~/Cluster Tendency

Brandon Rozek

Photo of Brandon Rozek

PhD Student @ RPI studying Automated Reasoning in AI and Linux Enthusiast.

This is the assessment of the suitability of clustering. Cluster Tendency determines whether the data has any inherent grouping structure.

This is a hard task since there are so many different definitions of clusters (portioning, hierarchical, density, graph, etc.) Even after fixing a cluster type, this is still hard in defining an appropriate null model for a data set.

One way we can go about measuring cluster tendency is to compare the data against random data. On average, random data should not contain clusters.

There are some clusterability assessment methods such as Spatial histogram, distance distribution and Hopkins statistic.

Hopkins Statistic

Let $X$ be the set of $n$ data points in $d$ dimensional space. Consider a random sample (without replacement) of $m « n$ data points. Also generate a set $Y$ of $m$ uniformly randomly distributed data points.

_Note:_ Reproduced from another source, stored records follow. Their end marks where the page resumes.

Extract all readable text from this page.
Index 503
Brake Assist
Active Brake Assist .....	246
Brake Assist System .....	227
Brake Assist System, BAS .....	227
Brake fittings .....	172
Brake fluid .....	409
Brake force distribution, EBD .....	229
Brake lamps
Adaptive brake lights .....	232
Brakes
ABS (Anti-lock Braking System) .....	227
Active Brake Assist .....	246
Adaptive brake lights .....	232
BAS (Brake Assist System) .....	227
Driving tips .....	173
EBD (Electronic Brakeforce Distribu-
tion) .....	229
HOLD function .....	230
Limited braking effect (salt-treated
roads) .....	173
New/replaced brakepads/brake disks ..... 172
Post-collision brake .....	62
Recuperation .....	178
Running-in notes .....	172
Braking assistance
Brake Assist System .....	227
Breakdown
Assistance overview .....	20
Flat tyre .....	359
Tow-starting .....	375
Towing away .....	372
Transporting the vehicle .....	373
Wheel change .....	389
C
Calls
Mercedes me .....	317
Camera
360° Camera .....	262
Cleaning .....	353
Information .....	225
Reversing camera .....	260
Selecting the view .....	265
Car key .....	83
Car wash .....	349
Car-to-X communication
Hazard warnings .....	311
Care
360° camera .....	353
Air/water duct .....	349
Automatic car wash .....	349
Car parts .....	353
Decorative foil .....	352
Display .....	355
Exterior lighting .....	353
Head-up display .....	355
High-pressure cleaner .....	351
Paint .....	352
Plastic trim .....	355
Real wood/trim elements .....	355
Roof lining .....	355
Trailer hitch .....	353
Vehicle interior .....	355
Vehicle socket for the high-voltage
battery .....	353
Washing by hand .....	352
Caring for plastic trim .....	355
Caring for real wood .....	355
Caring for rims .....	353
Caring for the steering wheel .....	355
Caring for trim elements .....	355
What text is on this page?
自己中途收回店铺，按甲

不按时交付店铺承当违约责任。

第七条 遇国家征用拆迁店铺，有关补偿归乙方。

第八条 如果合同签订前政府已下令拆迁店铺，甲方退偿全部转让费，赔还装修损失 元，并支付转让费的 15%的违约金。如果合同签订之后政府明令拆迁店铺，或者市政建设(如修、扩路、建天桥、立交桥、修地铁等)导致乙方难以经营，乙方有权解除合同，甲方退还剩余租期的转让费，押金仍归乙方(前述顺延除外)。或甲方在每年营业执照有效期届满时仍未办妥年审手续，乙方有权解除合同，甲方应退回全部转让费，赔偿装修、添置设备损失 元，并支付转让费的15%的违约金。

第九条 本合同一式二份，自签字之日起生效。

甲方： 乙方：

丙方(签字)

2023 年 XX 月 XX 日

Now define two distance measures $u_i$ to be the distance of $y_i \in Y$ from its nearest neighbor in X and $w_i$ to be the distance of $x_i \in X$ from its nearest neighbor in X

We can then define Hopkins statistic as $$ H = \frac{\sum_{i = 1}^m{u_i^d}}{\sum_{i = 1}^m{u_i^d} + \sum_{i =1}^m{w_i^d}} $$

Properties

With this definition, uniform random data should tend to have values near 0.5, and clustered data should tend to have values nearer to 1.

Drawbacks

However, data containing a single Gaussian will also score close to one. As this statistic measures deviation from a uniform distribution. Making this statistic less useful in application as real data is usually not remotely uniform.

Spatial Histogram Approach

For this method, I’m not too sure how this works, but here are some key points I found.

Divide each dimension in equal width bins, and count how many points lie in each of the bins and obtain the empirical joint probability mass function.

Do the same for the randomly sampled data

Finally compute how much they differ using the Kullback-Leibler (KL) divergence value. If it differs greatly than we can say that the data is clusterable.